The archivist was upset at the condition of this and the five other guns, and wanted to retake ownership to move it to a more appreciative municipality. The City voted to spend $85 (around $1,750 today) to repair four guns at Lansdowne Park, and to return the former Hintonburg gun to the Archives.
From there, evidence indicates that the gun was moved to the Archives on Sussex Drive. Alex Comber suggests, “it would have been kept on the river side of the original (Dominion Archives) building, or possibly closer to the Royal Canadian Mint building.”
In Oct. 1940, Mayor Stanley Lewis set off controversy when he agreed to donate several First World War trophies still on display to the local Boy Scouts as part of their scrap metal campaign. The Dominion Archives stepped in, pointing out the guns were still the federal government’s property and would be repurposed if the City did not wish to maintain them further.

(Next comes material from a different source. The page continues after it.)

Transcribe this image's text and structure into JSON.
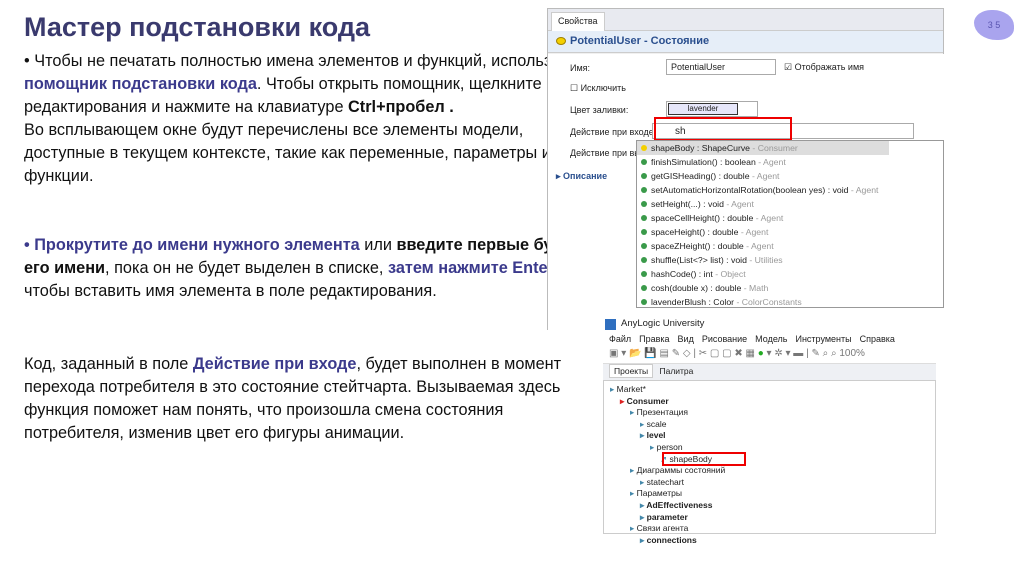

Shortly after, the federal government enacted a similar plan, melting down old war trophies to make new weapons for the Second World War.
Deputy Minister of the Public Archives Lanctot wrote: “The present war has created a new condition, and a great many people are anxious to return these guns to Germany in a way that it is hoped will help our cause, and believe that to turn these guns over as scrap metal is the best way to achieve this purpose.”
By 1942, it was reported that 343 heavy howitzers and field guns, 110 trench mortars and 262 machine guns from the First World War had gone back to Europe in the form of bombs, shells and bullets.
Records indicate the Hintonburg Howitzer met this fate sometime in 1941, a decision that forever melted away part of the community’s wartime history.